A fonte contactada por O Democrata revelou ainda que a “insuportável situação” das prisões obriga os reclusos a dormirem no chão alternadamente. Isto é, um dorme até uma determinada altura e cede o lugar a outro que, entretanto lhe espera encostado à parede, de pé, e assim sucessivamente, especificou, alertando que nota-se a mesma situação, às vezes, nas celas da segunda esquadra, em Bissau.
“O objetivo da prisão é preparar os reclusos para a sua reinserção social. Mas este não é o caso do Centro de detenção da PJ. Os centros prisionais de Mansoa e Bafatá têm beneficiado de pequenos projetos de formação profissional em diversas áreas”, observou.
Segundo o nosso informante, a única liberdade que uma pessoa perde enquanto prisioneiro é a de movimentação. Deve ter acesso à informação, à educação, inclusive o direito de votar, a não ser que se trate de um caso específico, por exemplo, de um criminoso perigoso acusado de crime de sangue. Quando assim é, o indivíduo pode ser interditado de gozar dessa liberdade. Não obstante essa observação, O Democrata soube que os detidos no centro da PJ não gozam da liberdade de relaxarem e apanhar ar no interior do centro, salvo casos excecionais devidamente autorizados.

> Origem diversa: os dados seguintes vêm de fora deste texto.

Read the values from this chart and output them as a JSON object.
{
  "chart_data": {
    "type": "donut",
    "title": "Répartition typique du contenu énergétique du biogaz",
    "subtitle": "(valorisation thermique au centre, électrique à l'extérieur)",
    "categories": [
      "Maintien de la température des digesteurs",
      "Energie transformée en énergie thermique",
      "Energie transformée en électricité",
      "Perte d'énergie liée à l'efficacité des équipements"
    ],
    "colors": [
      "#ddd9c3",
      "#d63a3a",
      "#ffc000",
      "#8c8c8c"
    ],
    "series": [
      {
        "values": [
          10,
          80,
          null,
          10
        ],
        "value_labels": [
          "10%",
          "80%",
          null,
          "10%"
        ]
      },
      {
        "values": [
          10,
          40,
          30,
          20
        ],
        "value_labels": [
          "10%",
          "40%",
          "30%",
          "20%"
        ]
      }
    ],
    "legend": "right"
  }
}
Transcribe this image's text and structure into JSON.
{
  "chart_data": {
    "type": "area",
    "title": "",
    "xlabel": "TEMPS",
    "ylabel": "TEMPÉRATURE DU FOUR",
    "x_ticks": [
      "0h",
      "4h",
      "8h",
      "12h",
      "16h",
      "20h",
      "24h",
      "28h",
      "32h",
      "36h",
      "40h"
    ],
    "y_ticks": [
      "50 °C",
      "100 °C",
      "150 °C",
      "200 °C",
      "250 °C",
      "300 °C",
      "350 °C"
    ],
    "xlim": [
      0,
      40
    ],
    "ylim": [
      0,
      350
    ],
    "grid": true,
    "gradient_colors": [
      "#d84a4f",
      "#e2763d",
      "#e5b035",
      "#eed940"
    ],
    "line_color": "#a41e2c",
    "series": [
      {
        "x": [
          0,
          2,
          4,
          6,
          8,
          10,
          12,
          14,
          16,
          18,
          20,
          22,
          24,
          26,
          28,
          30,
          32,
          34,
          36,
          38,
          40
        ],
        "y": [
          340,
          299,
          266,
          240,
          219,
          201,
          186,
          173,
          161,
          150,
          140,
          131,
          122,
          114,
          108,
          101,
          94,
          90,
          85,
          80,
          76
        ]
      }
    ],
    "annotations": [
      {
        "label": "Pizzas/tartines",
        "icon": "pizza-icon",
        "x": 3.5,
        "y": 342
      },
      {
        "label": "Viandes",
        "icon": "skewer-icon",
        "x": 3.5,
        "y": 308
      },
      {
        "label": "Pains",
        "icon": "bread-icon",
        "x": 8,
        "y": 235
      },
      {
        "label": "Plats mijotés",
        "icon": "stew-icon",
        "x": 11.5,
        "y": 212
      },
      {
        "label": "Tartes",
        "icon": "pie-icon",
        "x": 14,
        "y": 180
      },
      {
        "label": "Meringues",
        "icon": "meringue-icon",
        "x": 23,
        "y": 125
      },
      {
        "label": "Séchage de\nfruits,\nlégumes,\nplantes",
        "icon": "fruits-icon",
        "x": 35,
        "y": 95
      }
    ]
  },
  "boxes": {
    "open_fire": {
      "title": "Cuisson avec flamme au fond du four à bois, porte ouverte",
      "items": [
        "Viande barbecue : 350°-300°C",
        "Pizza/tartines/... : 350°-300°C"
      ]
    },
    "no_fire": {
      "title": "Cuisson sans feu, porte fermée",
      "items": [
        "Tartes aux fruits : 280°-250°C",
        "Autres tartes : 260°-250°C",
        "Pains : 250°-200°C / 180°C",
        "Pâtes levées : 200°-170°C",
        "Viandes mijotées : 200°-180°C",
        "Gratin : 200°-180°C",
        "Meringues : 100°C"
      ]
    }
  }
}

“O número de detidos neste momento ascende a 90 pessoas numa sala pequena. Os detidos são torturados de várias formas pelos agentes para obter informações. Esse procedimento é ilegal e vai contra a garantia e liberdades fundamentais dos direitos humanos. Chega-se a ter duas ou mais pessoas fortemente algemadas alegando que são perigosas. É grave”, referiu.
PRISÃO PREVENTIVA DOS ‘ENGAIOLADOS’ ULTRAPASSA O TEMPO PREVISTO PELA LEI E LEVA ATÉ DOIS MESES
O repórter constatou outra questão que preocupa bastante os defensores dos direitos humanos. A prisão preventiva dos “engaiolados” que, segundo a lei, vai de 24 às 48 horas, pode ultrapassar esse tempo considerado normal, antes de o detido ser conduzido às autoridades competentes.
A fonte de O Democrata revelou ainda que este período da prisão preventiva pode durar até dois ou mais meses, até seis meses. Explicou neste particular que a dilatação do tempo da prisão preventiva ocorre quando a polícia criminal entender que a pessoa detida esteja ligada a uma rede, por exemplo, de droga. Daí faz-se de imediato um requerimento ao Ministério Público que autoriza a prisão de seis meses, para a tramitação do processo.
Entretanto, um dos desafios que os agentes da PJ enfrentam na sua missão diária, é, efetivamente, conseguir segurar os reclusos nas celas, devido à falta de condições. O centro carece de condições e os detidos fogem facilmente das celas, o que coloca em grande risco a vida dos agentes. Devido à falta de meios, chega-se a ficar à procura de reclusos, em fuga, uma ou mais semanas, revelou a’O Democrata um agente da investigação criminal.